In a particularly cynical strategy, Coke and other beverage producers have entered into exclusive marketing agreements with school systems. I naively thought Coke was simply trying to muscle out Pepsi (and vice versa). In reality, these contracts are often more diabolical. A Colorado school system agreed to sell exclusively Coke, and more of it, in return for school grants. When the system failed to achieve its "sales quotas," a senior school administrator urged principals and teachers to allow children greater access to vending machines and permission to sip soda during class.
A brief attempt to "do the right thing" elicited howls of protest. Nurses at another school system sent confidential, warning letters to the parents of overweight children. The parents responded in righteous indignation that it was "none of the school's business" how fat their children were. (Hopefully, researchers will investigate the origin of this bizarre parental behavior.)

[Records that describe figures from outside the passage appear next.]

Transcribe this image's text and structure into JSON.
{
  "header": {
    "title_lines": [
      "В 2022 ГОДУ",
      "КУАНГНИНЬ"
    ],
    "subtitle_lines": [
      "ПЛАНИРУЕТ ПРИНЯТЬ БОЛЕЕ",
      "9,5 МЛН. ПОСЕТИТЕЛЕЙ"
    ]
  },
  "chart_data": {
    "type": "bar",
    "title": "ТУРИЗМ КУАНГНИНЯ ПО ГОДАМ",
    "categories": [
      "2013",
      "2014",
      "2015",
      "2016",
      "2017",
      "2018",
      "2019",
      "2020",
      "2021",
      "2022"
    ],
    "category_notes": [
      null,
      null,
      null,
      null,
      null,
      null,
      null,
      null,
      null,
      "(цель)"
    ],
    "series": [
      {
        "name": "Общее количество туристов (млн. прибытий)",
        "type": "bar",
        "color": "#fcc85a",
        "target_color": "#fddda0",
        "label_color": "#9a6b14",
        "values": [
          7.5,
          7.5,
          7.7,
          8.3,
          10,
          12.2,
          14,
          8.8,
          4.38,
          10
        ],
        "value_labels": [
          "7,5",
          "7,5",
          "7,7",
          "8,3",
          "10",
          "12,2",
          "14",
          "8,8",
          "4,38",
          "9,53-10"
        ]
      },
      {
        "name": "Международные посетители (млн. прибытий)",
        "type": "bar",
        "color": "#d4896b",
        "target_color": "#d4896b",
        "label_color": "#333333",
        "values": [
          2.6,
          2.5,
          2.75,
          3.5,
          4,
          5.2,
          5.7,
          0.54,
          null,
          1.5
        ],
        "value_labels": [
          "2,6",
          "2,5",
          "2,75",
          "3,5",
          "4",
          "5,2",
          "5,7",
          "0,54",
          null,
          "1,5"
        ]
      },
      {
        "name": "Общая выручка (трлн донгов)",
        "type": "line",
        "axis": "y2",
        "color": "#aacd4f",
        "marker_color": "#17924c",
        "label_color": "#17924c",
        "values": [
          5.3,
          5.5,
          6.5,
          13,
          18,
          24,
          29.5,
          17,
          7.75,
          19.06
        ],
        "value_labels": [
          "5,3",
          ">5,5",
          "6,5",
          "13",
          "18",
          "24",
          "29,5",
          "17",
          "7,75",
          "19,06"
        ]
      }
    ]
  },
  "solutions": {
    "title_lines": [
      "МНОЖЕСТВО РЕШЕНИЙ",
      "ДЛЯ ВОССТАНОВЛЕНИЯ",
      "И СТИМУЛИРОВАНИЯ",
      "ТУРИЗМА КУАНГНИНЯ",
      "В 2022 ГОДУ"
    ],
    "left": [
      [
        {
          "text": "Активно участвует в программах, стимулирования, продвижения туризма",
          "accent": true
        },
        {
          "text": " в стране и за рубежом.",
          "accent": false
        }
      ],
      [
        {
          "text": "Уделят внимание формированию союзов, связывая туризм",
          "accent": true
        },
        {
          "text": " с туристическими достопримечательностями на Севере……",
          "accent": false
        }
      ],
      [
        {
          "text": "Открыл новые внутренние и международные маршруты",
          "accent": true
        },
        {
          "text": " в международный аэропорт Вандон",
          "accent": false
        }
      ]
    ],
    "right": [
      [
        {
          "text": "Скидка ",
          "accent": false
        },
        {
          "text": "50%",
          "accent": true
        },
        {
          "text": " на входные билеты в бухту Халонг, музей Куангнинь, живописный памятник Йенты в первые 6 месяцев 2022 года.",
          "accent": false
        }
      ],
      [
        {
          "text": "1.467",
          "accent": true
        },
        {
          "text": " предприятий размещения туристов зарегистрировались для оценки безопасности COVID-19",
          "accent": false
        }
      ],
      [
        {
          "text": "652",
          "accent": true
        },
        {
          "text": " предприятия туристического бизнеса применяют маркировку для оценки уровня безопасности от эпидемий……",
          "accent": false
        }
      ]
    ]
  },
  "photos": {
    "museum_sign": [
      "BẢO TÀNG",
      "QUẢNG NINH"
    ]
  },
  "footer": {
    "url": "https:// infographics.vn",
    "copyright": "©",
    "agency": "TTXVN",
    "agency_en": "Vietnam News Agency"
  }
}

Our epidemic of obesity is not just the result of plentiful, inexpensive food but of a long-term business trend and its associated marketing. The perpetrators did not necessarily mean to increase our girth any more than purveyors of television, video games, automobiles, and other sedentary-promoting devices meant to reduce our physical fitness.
The challenge to public health is to change unhealthy behavior or institute systemic measures that reduce their health consequences. Systemic change is often more effective. Professor Sue Baker's legendary campaign for safer cars drastically reduced highway fatalities, just as increased taxes on cigarettes and banning smoking from public places has helped reduce tobacco use. The U.S. eliminated waterborne infections by providing every household with safe drinking water, not by instructing everyone to boil their water before drinking.
One industry has recently "weighed in" on the side of public health. Southwest Airlines announced in June that, henceforth, passengers would pay for the number of seats they occupy. Those whose girth intrudes onto an adjoining seat would need to purchase two tickets. With the incidence of obesity in the U.S. increasing by 6 percent a year, Southwest is clearly on to something.
One day, processed foods might, like cigarettes, contain appropriate "health hazard" warnings; but cost, proportionate to the food's health risk, would likely prove more effective. If we "supersize" anything, it should be the taxes on unhealthy food.